O cinema brasileiro é formado por uma legião de esquecidos/redescobertos. A primeira vítima de peso desse processo foi Silvino dos Santos, o cineasta da selva. Autor da obra-prima “No País das Amazonas” (1923) foi relegado ao esquecimento nos anos 30 só sendo redescoberto em 1970 por ocasião de um congresso de cinema em Manaus. Outro nome dessa lista é Lulu de Barros, nosso cineasta mais prolífico, com mais de 80 longas e autor de um livro, “Minha Memórias de Cineasta”, editado nos anos 70 pela Embrafilme e atualmente fora de catálogo, fundamental para o estudo de nosso cinema. Ele seria depois recuperado pela turma de Sganzerla e Bressane na Belai, em filmes que continham amplas referências às chanchadas desse pioneiro. Depois a turma das chanchadas da Atlântida seria esquecida/renegada pelo Cinema-Novo e depois redescoberta pelos “marginais”, sendo definitivamente incluída na academia como objeto de estudos sérios nos anos 80/90. E assim iríamos falando da Boca-do-Lixo e de outros fenômenos de artistas esquecidos como muitos do “cinema-marginal”, como um Andrea Tonacci, que poucos conhecem, para serem redescobertos.

Esse parece ser o caso do cineasta paulistano Ricardo Elias, oriundo da Escola de Cinema da Usp (incrível como no Brasil ainda há gente que tenha preconceito contra escolas de cinema...) Seu 1º longa, “De Passagem”, já apontava os caminhos desse cineasta para a realização de filmes que lidam com as mazelas oriundas daqueles desfavorecidos economicamente, que no Brasil constituem a imensa maioria da população. Mas que vivem vidas, que no fundo, são tão parecidas com as de quaisquer um de nós com melhor condição econômico-social. Assim Ricardo olha seus personagens, não como objetos de um ensaio sociológico ou criaturas exóticas de outras realidades mas como personagens brasileiros situados em um meio específico que não os torna mais ou menos humanos.

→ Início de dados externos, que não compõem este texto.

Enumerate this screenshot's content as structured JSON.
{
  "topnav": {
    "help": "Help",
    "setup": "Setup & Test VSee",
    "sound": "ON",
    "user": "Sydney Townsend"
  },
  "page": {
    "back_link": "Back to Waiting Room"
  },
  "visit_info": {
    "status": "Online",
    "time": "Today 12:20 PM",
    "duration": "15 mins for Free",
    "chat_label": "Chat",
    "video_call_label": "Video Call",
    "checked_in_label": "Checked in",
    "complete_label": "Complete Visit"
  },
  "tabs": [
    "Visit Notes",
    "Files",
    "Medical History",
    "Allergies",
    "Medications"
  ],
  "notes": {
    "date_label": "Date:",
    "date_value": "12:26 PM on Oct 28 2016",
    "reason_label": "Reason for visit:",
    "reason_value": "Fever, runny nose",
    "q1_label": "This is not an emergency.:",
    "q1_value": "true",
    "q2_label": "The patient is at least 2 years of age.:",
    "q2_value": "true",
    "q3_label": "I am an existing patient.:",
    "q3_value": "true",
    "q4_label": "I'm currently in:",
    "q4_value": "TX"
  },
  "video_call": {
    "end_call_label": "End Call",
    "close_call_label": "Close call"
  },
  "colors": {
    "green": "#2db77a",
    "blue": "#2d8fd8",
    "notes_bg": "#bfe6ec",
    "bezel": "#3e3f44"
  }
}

Em “Os Doze Trabalhos” Elias retorna ao campo da investigação abordado em “De Passagem”, com tintas, aparentemente mais leves mas que no decorrer da narrativa apontam para aquilo que os gregos, criadores do mito de Heracles, nome do protagonista do filme, um motoboy, criaram: a tragédia. Não que a tragédia nos dias de hoje se dê por uma trama urdida pelos deuses e sim por um conjunto de fatores econômicos, humanos e sociais que levam, em algum momento, a um desenlace trágico como o que ocorre no filme. Mas o que impressiona fortemente no cinema de Ricardo Elias é, além da maneira com que filma seus personagens com dignidade a sua economia, o reconhecimento de sua próprias limitações. O maior exemplo disso é a cena em que Heracles se depara com o destino trágico que o filme destina a um de seus personagens. Nada espetacularizado, como vemos em certos filmes brasileiros como “Contra Todos” (2004), em que a imagem mata o cinema, ou o cinismo dos filmes de Sergio Bianchi como “Quanto Vale ou é Por Quilo?” (2005) em que a precariedade das imagens, no sentido pior possível, se alia a um projeto de nada, em termos de vida e de cinema. Nos filmes de Ricardo Elias, se não temos nada de virtuoso, sobra carinho pelo cinema e seus personagens.

O público não prestigiou este filme. Na sessão em que estive, num domingo à noite, sala vazia. Quem sabe um dia esse cineasta seja (re) descoberto. Enquanto isso vamos todos ver 300.